My Lords, I believe I have a right of reply. Dealing first with the remarks made by the noble Marquess regarding my accusation that the Government at the early stages of the war had been neglectful in not securing that supplies of wheat were brought into this country, I would say that surely there was more shipping available in the first eighteen months of the war than was the case later, and I cannot understand why it was not more possible to bring wheat into this country at that period in large quantities and store it here than it is to do so to-day. I cannot admit the strength of the argument of the noble Marquess; nor do I consider that what he said is any justification for the lack of foresight on the part of the Government in the early stages of the war.

In respect of the introduction of a system of compulsory rationing, the noble Marquess stated that the Government were reluctant to resort to it, not only owing to the effect that it might have on the temper of the people, but also because of the great question of personnel involved. I understand that the necessity of compulsory rationing entered into the scheme of Lord Devonport, and that it would really have been carried out then by the local authorities. The noble Lord did not answer my question whether, when Lord Devonport, on April 28 this year, stated that the scheme for compulsory rationing was ready and that it was going to be promulgated, it really ever was issued to the local authorities?

LORD RHONDDA

No.

LORD LAMINGTON

That answers my question. I will ask in that case whether the present Ministry of Food have their scheme ready, and whether it is the same or practically the same as that of Lord Devonport; also, whether Parliament will have an opportunity of expressing an opinion upon the scheme before it is promulgated and enforced. I think it is highly desirable that such a complicated system, which possibly may be rather oppressive and interfere with the habits of the people, should come before Parliament so that an opinion may be expressed upon it before it is carried out. I am obliged to the noble Lord the Food Controller for the ample reply that he gave to my Question.

LORD RHONDDA

My Lords, I feel that I should be lacking in courtesy if I did not make a brief reply to the questions and suggestions which have been raised by noble Lords. In regard to the question as to whether the compulsory scheme of rationing was promulgated by my predecessor to local authorities, I think he announced on April 28 that he was considering a plan, but it was never promulgated or put into operation in any form. I have a scheme, but I am not prepared at this stage to give it any degree of publicity. The suggestion that your Lordships should have an opportunity of considering it before it is put into force is one that I will carefully consider.

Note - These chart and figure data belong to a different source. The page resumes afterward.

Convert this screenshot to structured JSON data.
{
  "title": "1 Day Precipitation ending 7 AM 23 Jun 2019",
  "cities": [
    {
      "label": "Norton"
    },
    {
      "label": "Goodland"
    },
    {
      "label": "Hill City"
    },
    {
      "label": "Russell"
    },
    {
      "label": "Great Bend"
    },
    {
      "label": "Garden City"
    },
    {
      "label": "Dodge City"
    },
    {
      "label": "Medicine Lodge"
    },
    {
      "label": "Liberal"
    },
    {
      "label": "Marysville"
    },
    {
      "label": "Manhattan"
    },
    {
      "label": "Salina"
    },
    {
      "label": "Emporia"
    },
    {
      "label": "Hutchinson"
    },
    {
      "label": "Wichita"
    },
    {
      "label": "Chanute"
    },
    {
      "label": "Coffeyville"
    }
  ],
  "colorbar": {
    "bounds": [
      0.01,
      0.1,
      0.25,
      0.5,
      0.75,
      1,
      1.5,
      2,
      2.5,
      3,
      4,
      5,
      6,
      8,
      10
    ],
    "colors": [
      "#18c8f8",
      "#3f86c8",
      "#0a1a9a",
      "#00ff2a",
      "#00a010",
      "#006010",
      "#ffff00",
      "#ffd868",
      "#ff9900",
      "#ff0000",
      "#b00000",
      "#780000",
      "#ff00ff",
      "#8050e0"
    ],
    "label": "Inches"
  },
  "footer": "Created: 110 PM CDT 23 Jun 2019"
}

The noble and gallant Admiral, Lord Beresford, asked me some questions about production, and how far interned aliens were being employed. Those are matters altogether outside my province, and I think the noble Lord himself understands that. The Board of Agriculture look after production; I simply look after distribution. With reference to distribution, that has always been and will continue to be a difficult matter, and, I may say, an increasingly difficult one as the railway service is utilised more and more for other purposes. This is a difficulty that we are constantly considering. Even with a general sufficiency of food in the country, the difficulty of distribution will no doubt create scarcity and trouble in localities. But when I am asked whether there will be sufficient tonnage to bring home to this country the necessary supplies, I reply that I am myself very sanguine indeed about that. Notwithstanding the increasing scarcity of tonnage, I think that there will be quite sufficient to bring the necessary supplies of food to this country. I am not in the least degree fearing that there will be famine or anything approaching a famine. There will be a scarcity in certain articles, possibly, and it may be that there will be a scarcity generally which the country may have to put up with, but there is really little more than that to be feared. It will be a matter of inconvenience, it may be of grave inconvenience, but we shall not lose the war from the action of submarines.

Another question that I have been asked is whether we will be able to produce two-fifths of the wheat required by this country instead of one-fifth. I may tell the noble Lord that the position is this. In normal times we produce one-fifth of the wheat requirements of this country, speaking broadly; and, generally, we produce one-third of the total food requirements, and have to import two-thirds. As to what extent the action taken by the Board of Agriculture to increase supplies will change this, that is something which I cannot myself deal with, and perhaps the noble Lord will put the question to the representative of the Board of Agriculture.

I am much obliged to the noble Marquess, Lord Crewe, for his statement, which, if I may say so, is a common sense one—that he at any rate is prepared to place confidence in the Government, and to allow the Government and the Ministry of Food to say at what time compulsory rationing should be adopted, if it should be necessary to resort to it. I am constantly considering this. Personally, I consider that it is desirable that a scheme should be ready to be put into operation, and the noble Lord may rely upon it that if I am at the Ministry of Food I will see that it is put into force in good time, if it should ever be necessary.

VISCOUNT DEVONPORT

My Lords, I would not like any ambiguity to exist in your Lordships' mind as to the correctness of the statement that I made in April last, that I had prepared a scheme in the carrying out of which the local authorities would be utilised. At the time that I made that statement the scheme was complete in every detail; it was worked out to the point of the letter that was to be sent to every local authority explaining to them the responsibilities that would fall upon them, and calling upon them to exercise such responsibilities. The letters were drawn up after consultation with the Irish Department, the Scottish Office, and the Local Government Board, over which my noble friend Lord Rhondda presided at that time. At the end of the month of April and early in May the position materially improved owing to the largely increased importations of bread-stuffs, and therefore the matter of issuing these instructions to the local authorities at that particular moment was considered again. The Cabinet came to a decision—a decision that I myself practically asked them to come to—that we should stay our hands somewhat longer. That we did, and, as your Lordships are aware, in the month of June I resigned my office. I only want to remove any doubt that my statement in this House that the scheme was ready to go out was not the fact. It was the fact. The scheme was complete in every detail, and it was held back for the reason that I have stated.